There will also be a special session of ISEA, at OFFCENTER in Albuquerque from 12 to 1.45pm on Sunday23rd September. All welcome to that event too.
Later that same day, the 23rd, from 4pm till 9pm, the third Intercreate.org project for ISEA 2012 Machine Wilderness Bus garden will be presented as part of the Block Party on Central Ave.
Once I was in a bus in Japan and I had a vision of being in a forest at the same time as being in the bus. These two are often seen as antagonistic, but we must find ways to unite them.
The Car garden merges two apparently divergent entities to suggest a future cohabitation. On the one hand we continue to use fossil fuels in transportation and on the other hand we must change our relationship to the earth to one that is more sustainable. This a ‘complex duality’ because it is not a simple dichotomy between transportation or reforesting. Plants filter the air we breath, and inside the Car garden you can explore the Neighbourhood air project while breathing cleaner air.

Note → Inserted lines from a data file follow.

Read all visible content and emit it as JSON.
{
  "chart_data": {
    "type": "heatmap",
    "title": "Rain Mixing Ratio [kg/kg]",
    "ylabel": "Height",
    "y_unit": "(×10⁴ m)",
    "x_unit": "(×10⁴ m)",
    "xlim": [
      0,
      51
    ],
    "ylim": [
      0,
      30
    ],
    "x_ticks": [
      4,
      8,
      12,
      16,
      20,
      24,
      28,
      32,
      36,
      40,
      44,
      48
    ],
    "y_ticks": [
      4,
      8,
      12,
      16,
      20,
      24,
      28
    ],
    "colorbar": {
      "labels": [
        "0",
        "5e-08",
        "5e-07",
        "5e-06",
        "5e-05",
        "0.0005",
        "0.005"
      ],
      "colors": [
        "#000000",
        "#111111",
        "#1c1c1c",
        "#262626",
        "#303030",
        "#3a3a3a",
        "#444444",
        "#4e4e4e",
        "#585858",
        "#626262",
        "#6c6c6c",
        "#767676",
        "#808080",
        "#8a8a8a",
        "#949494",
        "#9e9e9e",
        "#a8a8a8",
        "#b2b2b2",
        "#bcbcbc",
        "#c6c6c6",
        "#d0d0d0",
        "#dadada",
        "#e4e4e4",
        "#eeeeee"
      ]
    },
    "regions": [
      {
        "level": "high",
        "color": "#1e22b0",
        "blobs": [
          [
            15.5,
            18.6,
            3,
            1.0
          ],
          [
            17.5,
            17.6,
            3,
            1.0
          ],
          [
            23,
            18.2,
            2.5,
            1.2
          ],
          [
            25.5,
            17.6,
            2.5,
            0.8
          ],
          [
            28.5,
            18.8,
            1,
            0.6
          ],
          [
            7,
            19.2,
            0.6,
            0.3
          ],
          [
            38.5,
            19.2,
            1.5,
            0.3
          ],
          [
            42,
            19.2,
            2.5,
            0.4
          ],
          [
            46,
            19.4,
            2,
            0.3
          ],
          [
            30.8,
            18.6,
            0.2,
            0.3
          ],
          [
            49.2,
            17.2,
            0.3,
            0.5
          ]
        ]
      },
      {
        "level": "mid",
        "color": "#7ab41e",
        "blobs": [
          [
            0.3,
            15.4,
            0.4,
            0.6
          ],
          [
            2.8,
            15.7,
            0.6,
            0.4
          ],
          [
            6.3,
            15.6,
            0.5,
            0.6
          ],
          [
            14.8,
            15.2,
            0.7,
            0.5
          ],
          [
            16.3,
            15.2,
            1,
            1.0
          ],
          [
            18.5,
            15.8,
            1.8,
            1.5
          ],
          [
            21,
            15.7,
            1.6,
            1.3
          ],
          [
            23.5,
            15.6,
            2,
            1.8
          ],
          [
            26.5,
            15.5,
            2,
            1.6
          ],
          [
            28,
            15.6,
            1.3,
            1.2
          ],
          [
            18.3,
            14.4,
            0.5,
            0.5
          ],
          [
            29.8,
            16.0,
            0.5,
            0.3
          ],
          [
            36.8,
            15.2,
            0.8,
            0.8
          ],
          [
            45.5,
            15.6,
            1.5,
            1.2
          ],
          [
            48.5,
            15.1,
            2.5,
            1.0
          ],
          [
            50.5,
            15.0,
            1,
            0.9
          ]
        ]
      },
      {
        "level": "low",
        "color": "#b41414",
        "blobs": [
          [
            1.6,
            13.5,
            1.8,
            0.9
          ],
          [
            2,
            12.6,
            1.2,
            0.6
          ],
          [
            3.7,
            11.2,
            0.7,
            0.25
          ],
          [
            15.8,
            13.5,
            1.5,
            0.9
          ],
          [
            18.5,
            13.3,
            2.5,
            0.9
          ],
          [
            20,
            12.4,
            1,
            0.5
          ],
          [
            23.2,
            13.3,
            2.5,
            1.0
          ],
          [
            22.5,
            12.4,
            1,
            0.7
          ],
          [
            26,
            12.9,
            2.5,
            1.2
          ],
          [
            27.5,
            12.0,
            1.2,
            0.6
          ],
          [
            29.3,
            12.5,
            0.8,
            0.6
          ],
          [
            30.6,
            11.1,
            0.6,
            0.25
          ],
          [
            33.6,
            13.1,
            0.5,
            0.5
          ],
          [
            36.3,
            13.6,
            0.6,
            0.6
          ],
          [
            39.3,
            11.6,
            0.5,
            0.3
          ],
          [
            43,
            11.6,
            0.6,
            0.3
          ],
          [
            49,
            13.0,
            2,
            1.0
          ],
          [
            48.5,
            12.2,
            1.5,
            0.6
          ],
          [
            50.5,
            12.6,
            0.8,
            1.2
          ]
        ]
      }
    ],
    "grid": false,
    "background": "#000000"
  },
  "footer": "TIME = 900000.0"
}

Neighbourhood air is an epiphyte growing in the Car garden. The work is an ambient software that responds to environmental sensors. Cars, breathers of city air and temperature and humidity circulate in a slowly moving monitoring system. This interactive, online artwork gathers live pollutant levels from Auckland city air. Auckland is New Zealand’s largest city and despite the ‘100% PURE New Zealand’ tourism campaign even geographically remote cities have air quality problems that the winds can’t disperse. Pollutants from vehicle combustion in Auckland, New Zealand in the Southern hemisphere circulate in the same atmospheric container as cities like Albuquerque.
To plant and regenerate the earth’s remaining oxygen producing forests can heal the atmospheric imbalance created by vehicular emissions, alongside crucial changes in human car usage. Somehow we have to leap over where we are, to be where we want to be.